Ненавижу ее делать. Чувствую себя колонизатором, когда плачу женщинам из Турции или Магриба для решения волосяных вопросов моего мягкого белого тела. Что хуже, колонизатором даже по отношению к себе. Я высветляю волосы, подавляю голод, размазываю бежевую субстанцию по лицу… А не слишком ли много – отдавать сорок долларов в месяц за удаление бархатистой поросли в интригующих местах? Не-а, подумала я и толкнула дверь салона «Восковые сны», в моем случае нет. Как я уже сказала, я очень высокая, у меня широкие плечи и крупные ладони. Моя женственность и так сомнительна и недостаточно заметна, чтобы расхаживать волосатой. Конечно, я феминистка, но еще я хочу быть привлекательной.

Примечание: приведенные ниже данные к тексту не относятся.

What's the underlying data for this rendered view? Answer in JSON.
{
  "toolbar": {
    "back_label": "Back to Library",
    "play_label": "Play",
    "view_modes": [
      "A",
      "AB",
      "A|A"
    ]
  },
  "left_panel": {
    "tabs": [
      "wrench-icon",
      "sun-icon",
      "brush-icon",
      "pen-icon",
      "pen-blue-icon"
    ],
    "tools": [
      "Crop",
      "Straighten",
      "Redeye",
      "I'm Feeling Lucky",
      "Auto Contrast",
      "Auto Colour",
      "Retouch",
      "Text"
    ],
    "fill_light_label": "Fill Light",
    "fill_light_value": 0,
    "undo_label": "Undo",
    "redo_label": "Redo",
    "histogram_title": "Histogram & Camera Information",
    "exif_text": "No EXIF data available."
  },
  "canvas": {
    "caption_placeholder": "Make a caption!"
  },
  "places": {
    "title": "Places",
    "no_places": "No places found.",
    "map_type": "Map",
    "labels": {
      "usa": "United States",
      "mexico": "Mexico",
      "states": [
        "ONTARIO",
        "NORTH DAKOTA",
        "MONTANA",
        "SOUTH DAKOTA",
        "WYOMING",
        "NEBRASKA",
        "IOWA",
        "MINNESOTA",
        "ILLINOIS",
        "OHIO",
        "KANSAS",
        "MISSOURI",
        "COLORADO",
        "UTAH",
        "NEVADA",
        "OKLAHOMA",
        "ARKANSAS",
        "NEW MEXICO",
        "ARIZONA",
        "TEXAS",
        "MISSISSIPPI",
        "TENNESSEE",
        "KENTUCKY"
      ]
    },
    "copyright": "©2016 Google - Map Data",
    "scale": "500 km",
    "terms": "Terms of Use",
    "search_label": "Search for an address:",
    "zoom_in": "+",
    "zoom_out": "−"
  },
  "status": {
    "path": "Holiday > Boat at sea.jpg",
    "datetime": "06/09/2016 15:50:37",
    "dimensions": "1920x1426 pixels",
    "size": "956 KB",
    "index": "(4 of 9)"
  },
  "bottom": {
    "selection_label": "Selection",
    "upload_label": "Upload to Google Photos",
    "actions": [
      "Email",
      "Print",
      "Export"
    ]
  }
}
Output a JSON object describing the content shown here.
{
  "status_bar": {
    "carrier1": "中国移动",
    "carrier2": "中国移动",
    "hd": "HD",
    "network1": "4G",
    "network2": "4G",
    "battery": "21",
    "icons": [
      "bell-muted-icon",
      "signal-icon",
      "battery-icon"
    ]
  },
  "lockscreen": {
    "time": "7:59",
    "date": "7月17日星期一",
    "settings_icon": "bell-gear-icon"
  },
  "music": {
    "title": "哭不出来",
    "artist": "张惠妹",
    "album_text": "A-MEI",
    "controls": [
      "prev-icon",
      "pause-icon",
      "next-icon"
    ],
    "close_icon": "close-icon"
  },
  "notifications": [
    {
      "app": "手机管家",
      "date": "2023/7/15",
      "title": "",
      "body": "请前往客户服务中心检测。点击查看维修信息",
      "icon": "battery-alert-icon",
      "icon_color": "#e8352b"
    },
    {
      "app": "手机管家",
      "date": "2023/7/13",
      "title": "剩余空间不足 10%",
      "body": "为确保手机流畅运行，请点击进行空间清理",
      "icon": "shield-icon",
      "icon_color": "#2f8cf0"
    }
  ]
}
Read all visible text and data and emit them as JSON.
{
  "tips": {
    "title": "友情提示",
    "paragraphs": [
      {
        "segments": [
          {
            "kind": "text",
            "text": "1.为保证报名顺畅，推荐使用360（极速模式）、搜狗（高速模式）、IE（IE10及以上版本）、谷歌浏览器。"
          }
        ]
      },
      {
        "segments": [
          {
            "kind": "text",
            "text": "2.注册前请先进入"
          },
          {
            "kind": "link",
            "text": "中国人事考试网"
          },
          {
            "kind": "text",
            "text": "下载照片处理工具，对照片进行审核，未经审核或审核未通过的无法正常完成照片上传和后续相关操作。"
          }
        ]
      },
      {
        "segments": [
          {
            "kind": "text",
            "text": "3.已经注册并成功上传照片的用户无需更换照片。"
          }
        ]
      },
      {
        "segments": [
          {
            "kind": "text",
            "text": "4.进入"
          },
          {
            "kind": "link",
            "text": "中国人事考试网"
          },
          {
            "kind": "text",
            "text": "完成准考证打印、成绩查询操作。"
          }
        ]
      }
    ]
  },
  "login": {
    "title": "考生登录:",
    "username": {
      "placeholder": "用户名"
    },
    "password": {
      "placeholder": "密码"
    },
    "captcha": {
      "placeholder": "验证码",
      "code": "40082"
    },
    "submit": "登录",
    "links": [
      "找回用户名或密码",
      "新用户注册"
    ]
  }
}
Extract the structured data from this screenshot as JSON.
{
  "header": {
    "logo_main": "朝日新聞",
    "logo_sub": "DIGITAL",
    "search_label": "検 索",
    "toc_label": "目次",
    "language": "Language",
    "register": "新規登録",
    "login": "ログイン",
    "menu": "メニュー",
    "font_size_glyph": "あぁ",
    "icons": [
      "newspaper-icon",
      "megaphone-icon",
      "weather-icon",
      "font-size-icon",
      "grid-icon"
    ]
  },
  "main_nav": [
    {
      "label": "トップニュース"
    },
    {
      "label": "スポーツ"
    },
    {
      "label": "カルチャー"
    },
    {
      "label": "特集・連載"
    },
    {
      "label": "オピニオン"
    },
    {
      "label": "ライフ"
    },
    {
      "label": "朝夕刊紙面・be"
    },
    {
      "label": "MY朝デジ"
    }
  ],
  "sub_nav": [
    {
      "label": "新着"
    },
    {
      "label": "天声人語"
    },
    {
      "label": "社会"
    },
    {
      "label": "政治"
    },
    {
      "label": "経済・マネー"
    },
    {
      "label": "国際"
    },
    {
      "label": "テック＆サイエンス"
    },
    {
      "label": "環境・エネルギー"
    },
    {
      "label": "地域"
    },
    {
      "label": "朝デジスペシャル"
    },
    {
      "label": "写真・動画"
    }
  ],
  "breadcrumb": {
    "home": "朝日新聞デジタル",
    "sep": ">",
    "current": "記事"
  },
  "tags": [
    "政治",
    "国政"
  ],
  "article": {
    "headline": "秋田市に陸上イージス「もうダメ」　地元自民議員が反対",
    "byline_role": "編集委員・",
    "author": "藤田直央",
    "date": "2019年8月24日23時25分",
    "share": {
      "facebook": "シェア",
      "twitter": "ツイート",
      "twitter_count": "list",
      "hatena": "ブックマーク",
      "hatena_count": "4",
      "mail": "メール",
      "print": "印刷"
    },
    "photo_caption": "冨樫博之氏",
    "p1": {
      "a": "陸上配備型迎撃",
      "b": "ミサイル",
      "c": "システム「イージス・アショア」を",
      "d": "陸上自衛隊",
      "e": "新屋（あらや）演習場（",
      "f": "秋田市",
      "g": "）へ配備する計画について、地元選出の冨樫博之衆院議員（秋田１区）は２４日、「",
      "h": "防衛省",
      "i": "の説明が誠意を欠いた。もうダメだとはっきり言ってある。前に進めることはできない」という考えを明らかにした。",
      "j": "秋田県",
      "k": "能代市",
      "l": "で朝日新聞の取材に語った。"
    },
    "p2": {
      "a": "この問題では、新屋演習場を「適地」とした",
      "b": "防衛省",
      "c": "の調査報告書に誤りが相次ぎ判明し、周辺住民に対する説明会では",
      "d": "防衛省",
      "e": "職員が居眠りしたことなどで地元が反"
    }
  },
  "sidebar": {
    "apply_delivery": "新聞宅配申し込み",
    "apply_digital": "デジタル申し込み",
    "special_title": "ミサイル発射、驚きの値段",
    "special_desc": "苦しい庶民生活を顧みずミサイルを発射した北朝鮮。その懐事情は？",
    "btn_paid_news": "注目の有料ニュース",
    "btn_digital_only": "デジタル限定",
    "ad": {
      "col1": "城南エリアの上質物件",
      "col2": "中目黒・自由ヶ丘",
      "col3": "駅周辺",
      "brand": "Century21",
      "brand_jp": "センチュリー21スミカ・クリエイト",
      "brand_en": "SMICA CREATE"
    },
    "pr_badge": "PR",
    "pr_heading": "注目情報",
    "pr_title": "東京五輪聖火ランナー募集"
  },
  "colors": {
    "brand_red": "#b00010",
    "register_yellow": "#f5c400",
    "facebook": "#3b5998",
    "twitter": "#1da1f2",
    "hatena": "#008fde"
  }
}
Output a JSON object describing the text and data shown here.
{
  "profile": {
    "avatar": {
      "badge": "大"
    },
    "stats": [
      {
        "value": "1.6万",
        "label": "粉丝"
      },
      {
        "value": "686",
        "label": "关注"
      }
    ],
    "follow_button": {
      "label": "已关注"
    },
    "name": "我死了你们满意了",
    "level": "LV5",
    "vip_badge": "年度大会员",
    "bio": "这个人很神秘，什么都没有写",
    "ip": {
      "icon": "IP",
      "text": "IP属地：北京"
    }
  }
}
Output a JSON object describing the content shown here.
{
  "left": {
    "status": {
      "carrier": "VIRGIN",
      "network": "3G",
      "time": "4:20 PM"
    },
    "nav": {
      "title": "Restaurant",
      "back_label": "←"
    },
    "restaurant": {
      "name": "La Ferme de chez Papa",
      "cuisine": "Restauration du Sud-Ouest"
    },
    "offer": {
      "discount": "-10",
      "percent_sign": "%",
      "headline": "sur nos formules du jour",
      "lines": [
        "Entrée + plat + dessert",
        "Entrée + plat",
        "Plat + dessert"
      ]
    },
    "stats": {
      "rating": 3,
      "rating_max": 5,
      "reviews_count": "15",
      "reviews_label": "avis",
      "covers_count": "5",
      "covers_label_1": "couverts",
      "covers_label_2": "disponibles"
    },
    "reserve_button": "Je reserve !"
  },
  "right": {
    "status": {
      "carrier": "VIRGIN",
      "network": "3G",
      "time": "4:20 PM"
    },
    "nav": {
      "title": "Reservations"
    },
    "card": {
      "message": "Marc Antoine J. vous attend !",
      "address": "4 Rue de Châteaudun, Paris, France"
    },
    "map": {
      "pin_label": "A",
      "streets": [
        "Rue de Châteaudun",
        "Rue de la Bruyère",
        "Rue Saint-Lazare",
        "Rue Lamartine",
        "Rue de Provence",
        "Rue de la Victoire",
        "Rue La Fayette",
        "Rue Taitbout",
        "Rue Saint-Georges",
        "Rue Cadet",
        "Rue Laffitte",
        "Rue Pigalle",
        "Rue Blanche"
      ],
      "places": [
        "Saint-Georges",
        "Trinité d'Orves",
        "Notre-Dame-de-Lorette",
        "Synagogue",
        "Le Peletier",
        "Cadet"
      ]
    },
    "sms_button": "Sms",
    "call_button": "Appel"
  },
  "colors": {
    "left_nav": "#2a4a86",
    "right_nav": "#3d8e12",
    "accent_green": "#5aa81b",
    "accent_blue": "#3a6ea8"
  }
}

Мне сразу указали на стерильную кабинку и сказали раздеться. Моим мастером была Шенгюль, она почуяла мою нервозность после слов, что и белье надо снять.
– Мы же все женщины! – воскликнула она. – Там мы все выглядим одинаково. Это как кости, понимаешь, под скелетом. Раздвинь ножки, mein Schatz[26]26
Schatz, «шатц», или Schatzi, «шатци», в немецком означает «дорогая» или «милая».
[Закрыть]. Придержи кожу. Нет, скорее вот так. Откуда этот шрам у тебя на груди? Не от мужчины? Ты такая худенькая, несчастная любовь? Нет? По дому тоскуешь? Я вообще не тоскую по Турции. Газиантеп. Была там? Он на границе. Там так жарко! Ужас! Но еда очень вкусная, лучше, чем здесь. Гёзлеме пробовала? А пахлаву? Туда если поехать, растолстеешь. Ха! Может, лучше нам тут жить! Ха! Теперь на бочок, mein Schatz, согни ногу.
На выходе я встретила венесуэльскую Каталину, которая пристегивала велосипед у салона.
– Привет! Ты откуда тут? – крикнула она.
– К подруге заходила, – ответила я. – А ты куда собираешься?
– Мы с Катей встречаемся на кофе. Пойдем со мной, пожалуйста!
Мы пошли в «Маркталле IX», красивый фудмаркет с интерьером в духе девятнадцатого века за углом. Там находилась итальянская пекарня, где работал парень русской Кати, а сама Катя недавно устроилась в кофейню на колесах прямо напротив. Думаю, она устроилась туда, только чтобы присматривать за ним, потому что была до жути ревнивой. Со стороны казалось, что он делал все возможное, лишь бы подразнить ее: без надобности очень чувственно замешивал тесто, угощал кусочками фокаччи милых немок, которые собирались вокруг него и клали ломтики в рот с благоговением священника во время причастия. Венесуэльская Каталина купила сэндвич с моцареллой и песто и все предлагала мне откусить. Русская Катя сварила мне двойной эспрессо и села обедать.
– Ты смотри на нее. Видишь ту, с темными волосами? И в голубой юбке? Если она попытается с ним закрутить, он меня бросит. – Она откусила сэндвич. Песто, моцарелла и томаты. От одного взгляда на это у меня разыгрался голод.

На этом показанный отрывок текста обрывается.